図1に示すように、被害を低減できれば、災害からの復旧を早期化し、レジリエンス指標となる領域11の面積をより小さくすることができる。
【0040】
次に、インフラシステムなどの複雑系を解析するときの問題について説明する。インフラシステムは、パーツ、ユニット(コンポーネントまたはモジュール)、および、サブシステムの間に、複雑な相互作用を有する。システムにおける物理現象の原因と影響度は、十分に解明されていない場合も多く、予期できないイベントが発生し得る。複雑系のモデル化には、不確実性、曖昧性、および、不確定性が内在している。
【0041】
相互作用は、以下のような状態が発生する際に生じやすい。
・共通のモードまたは共通原因の関連
・相互関連したサブシステム
・フィードバックループ
・間接情報
・複数の関連した制御
・限定された理解
・故障機器を孤立させる可能性が限られている
・供給材料の代替が限られている
【0042】
複合的なハザード、設計不備、装置故障、および、運転者のエラーの組合せが複雑な相互作用をもたらす場合もある。複雑系では、外生的要因および内生的要因により、ブルウィップ効果(Bullwhip Effect)、自己相似性、相転移現象、メタ安定性、および、予期しない動作などの非線形現象(創発現象、共鳴現象)が発生し、危機的な状態(クライシス)に至る場合がある。
【0043】
高度に複雑な社会システムに絡む安全問題に対して、従来の技術では対処できないことが認識されるようになってきている。複雑なシステムでは、以下のような現象が事故に繋がる恐れがある。
・要素間の局所的な相互作用から全体秩序が発現する創発現象
・非線形ではあるが単純で決定論的なメカニズムから複雑で乱雑な挙動が現れるカオス、または、パターン形成(散逸構造など)
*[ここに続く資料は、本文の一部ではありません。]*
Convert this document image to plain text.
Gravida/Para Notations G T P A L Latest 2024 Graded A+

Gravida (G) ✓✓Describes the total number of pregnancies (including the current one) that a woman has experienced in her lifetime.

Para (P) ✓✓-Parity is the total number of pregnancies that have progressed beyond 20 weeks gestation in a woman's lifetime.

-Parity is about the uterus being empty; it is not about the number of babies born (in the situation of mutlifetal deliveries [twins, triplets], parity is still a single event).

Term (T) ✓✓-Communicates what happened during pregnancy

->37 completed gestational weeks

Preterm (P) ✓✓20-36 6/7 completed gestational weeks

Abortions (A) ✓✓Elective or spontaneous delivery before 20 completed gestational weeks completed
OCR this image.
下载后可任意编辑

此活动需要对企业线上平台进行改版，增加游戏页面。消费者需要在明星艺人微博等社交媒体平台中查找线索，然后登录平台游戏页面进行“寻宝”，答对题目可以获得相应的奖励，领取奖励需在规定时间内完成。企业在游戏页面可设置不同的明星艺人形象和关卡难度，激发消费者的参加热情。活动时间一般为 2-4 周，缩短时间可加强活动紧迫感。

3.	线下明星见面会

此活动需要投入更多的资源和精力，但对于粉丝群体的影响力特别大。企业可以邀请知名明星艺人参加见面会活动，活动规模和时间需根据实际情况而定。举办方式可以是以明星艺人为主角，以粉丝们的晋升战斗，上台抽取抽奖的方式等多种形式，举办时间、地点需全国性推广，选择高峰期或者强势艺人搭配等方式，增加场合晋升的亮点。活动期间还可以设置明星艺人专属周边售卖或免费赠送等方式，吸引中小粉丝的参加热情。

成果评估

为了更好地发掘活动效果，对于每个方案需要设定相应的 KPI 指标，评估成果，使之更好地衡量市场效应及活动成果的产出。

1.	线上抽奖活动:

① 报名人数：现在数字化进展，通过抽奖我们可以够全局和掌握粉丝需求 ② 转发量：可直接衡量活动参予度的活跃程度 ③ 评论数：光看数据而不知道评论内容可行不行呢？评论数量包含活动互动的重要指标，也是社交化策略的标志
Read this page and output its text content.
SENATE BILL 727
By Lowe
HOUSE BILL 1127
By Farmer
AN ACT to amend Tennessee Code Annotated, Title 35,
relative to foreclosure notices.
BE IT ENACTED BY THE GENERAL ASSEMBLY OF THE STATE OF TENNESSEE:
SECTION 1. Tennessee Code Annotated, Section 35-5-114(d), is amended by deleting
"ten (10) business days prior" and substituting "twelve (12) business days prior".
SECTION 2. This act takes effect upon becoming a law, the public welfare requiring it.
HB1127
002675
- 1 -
・確率統計の基本定理である大数の法則から予想されるよりも高頻度で低頻度事象が起きるファットテール
【0044】
このように、複雑なシステムを構成する要素(システム要素)間、および、外的負荷との間の非線形な相互作用から、システムが不安定になり、新たな全体秩序が形成され、事故に繋がるという事象が問題となっている。
【0045】
システムおよびシステム要素の状態を正常と異常に区別することはできず、その状態は絶えず変動している。この変動はシステムの本質的なものであり、止めたり取り除いたりすることはできない。複雑な技術社会システムにおいて、多数のシステム要素の小さな機能変動が創発現象などを引き起こし、システム全体としての巨大な機能変動を誘発することがある。そのような現象が起きた場合に、多重の安全防護障壁が破綻して、想定を超えるような事故になると考えられる。
【0046】
このような複雑系のインフラシステムのレジリエンス向上では、望ましい状態(安定状態)となる方策が複数存在する場合がある(多安定状態)。
図2および
図3は、多安定状態の例を説明する図である。領域21、31、32は、望ましい状態を表す領域である。
【0047】
また、複雑系のインフラシステムの創発現象では、初期(予兆段階)において、競合するモードが存在し、遷移過程で主流なモード(臨界不安定仮説)が徐々に消滅し、定常状態で安定なモードが出現する場合、および、不安定性が増大しクライシスが起こる場合がある。このため、クライシスの前に、いかに予兆を見出せるか、どのようなデータをモニタリングすれば予兆を捉えられるか、および、不安定性が増大しないようにするにはどのようにインフラシステムを再構成すればよいか、が重要となる。
【0048】
Safety-IIなどの新たなレジリエンスの概念は、上記のような事態に対処するために提唱されるようになった。新たなレジリエンスの概念は、確率論的なリスクの概念に基づいて安全対策を講ずるリスクベースの安全・危機管理を拡張する概念である。新たなレジリエンスの概念では、「予見」、「モニタリング」、「対応」、および、「学習」を、適切なプロセスアプローチと、シミュレーションを活用したレジリエンス向上策の仮説検証、優先順位付け、および、最適化に基づくシステムアプローチと、の元で実行することが重要となる。しかし、プロセスアプローチとシステムアプローチに基づく、具体的なレジリエンス解析の方法論またはフレームワークはまだ確立されていない。
【0049】
重要インフラの相互依存性を考慮したレジリエンス解析も行われているが、モニタリング、物理シミュレーション、サロゲートモデル、および、最適化が連動したものではない。また、ハザードモデルの不確定性も大きく、ハザードシナリオ、リスクシナリオおよび対策シナリオも限定した範囲で行われている。このため、分散型の複雑系のインフラシステムにおけるレジリエンス向上の方策についての仮説検証、優先順位付け、および、効果の可視化を行うには不十分である。
【0050】
本実施形態は、インフラのレジリエンスを、社会生態学および進化論的レジリエンスの概念で捉え、インフラの複雑系・階層型ネットワークの観点から、インフラシステムの分散化、モジュール化および再構成などのレジリエンス向上の方策を行う。これにより外乱に対するレジリエンスポテンシャル(柔軟性、頑健性)を高めることができる。本実施形態では、レジリエンス向上のための方策の仮説検証、優先順位付け、および、効果の可視化を行うためのフレームワーク(方法論)が提供される。
【0051】
本実施形態の情報処理システムによるレジリエンス解析のフレームワークおよび構成要素を以下に示す。以下では、レジリエンス解析は、レジリエンスを解析する機能のみでなく、解析結果を表示装置などに可視化する機能を含むものとする。
【0052】
効率的な複雑系のレジリエンス解析の実現には、以下のような点のうち少なくとも1つを考慮する必要がある。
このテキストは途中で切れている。